Wendla Bergmann, ein neugieriges junges Mädchen aus bürgerlichem Haus und ihre altmodische Mutter die versucht das pubertierende, wissbegierige Kind im "Dunkeln" stehen zu lassen, was Wendla später zum Verhängnis wird.
Der vermummte Herr, diese Figur soll in dem Stück eine Analogie für das Leben selbst sein.


Umsetzungen;

Das Stück selbst wurde im Jahr 1906 uraufgeführt. Darüber hinaus wurde es 1923 das erste Mal verfilmt und 2006 hatte es als Musical Premiere am Broadway. 2009 wurde eine zeitgemäßere Adaption für das ZDF verfilmt.


Meine Meinung;


Zum ersten Mal gelesen habe ich Frühlings Erwachen, als ich selbst ungefähr 13-14 Jahre alt war.
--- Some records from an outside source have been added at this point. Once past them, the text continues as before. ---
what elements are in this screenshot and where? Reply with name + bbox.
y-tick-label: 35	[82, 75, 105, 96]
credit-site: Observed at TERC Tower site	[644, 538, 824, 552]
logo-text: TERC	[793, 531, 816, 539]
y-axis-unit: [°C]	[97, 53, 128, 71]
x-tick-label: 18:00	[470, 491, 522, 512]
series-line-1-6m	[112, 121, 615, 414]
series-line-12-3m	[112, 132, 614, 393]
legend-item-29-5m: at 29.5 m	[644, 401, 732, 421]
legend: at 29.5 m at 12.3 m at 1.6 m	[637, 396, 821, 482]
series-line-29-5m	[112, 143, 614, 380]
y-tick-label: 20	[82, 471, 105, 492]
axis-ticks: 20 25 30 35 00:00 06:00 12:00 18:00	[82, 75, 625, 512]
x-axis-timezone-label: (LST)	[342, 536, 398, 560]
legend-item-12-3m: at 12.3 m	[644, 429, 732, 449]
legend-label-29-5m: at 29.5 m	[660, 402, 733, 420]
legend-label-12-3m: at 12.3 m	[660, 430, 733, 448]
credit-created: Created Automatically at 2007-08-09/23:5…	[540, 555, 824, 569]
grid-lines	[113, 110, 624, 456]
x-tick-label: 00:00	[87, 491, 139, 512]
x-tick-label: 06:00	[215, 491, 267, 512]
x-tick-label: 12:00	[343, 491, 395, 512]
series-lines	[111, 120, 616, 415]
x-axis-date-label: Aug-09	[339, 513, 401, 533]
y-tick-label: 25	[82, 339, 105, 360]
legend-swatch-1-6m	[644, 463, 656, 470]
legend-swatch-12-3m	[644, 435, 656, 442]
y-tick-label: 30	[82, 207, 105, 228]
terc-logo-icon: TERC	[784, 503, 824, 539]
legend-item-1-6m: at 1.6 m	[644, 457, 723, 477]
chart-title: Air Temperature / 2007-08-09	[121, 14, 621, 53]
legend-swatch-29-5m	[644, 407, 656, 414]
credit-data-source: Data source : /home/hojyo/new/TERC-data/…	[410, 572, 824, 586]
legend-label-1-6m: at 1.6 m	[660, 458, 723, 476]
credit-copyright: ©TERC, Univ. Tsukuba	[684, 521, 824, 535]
Schon wie vor gut 120 Jahren, traf das Werk sowohl zu dieser Zeit als auch noch heute genau den Nerv der Gesellschaft. Im Grunde geht es um die Kernthemen, die wohl jeden jugendlichen früher oder später beschäftigen. Es geht um die erste Liebe, erste sexuelle Erfahrungen, Leistungsdruck in der Schule, Probleme mit den Eltern. Damals wie heute, hat sich eigentlich nicht viel an diesen Themen geändert - sie waren und bleiben, für jeden Jugendlichen, an irgendeinem Punkt innerhalb der Pubertät einfach aktuell. Wenn sich die Gesellschaft augenscheinlich auch sehr weiter entwickelt haben mag, würde ich sagen bleiben die Probleme - mit mehr oder weniger gleicher Dramaturgie - eben doch genau die, die Wedekind in seinem Werk schon sehr treffend dargestellt hat. Abgesehen davon das ich persönlich den Sprachgebrauch in alten Stücken wie diesem sehr mag, ist Frühlings Erwachen eine mehr oder weniger schwere Lektüre die in jedem Alter irgendwie zum nachdenken anregt. Von Wedekind gut ins Licht gerückt und nicht zuletzt dadurch, dass es sich eben ursprünglich um ein Theaterstück handelte, hat man bei jeder Szene des Buchs eigentlich immer ein sehr klares Bild vor Augen - auch mit wenig Fantasie - malt der Schöpfer seine Geschichte vor das innere Auge des Lesers so das man sich sowohl Wendla in ihrer "Nachtschlumpe", als auch Moritz mit dem Kopf unter dem Arm sehr gut vorstellen kann. Man kann sich gut in die Geschichte hineinfühlen, weil wir eben alle einmal Jugendliche waren.

Fazit;

Ich würde jedem - ab einem Alter von ca. 14 Jahren - dieses Buch/Stück wärmstens ans Herz legen. Besonders denen, die wie ich schon einige Jahre weit von der Pubertät entfernt sind, gibt dieses Buch die Gelegenheit auf das eigene, frühere Selbst zurück zu blicken oder auch für die eigenen Kinder einen etwas kritischeren Blick auf die aktuelle Gesellschaft an den Tag zu legen. Unbedingt lesenswert.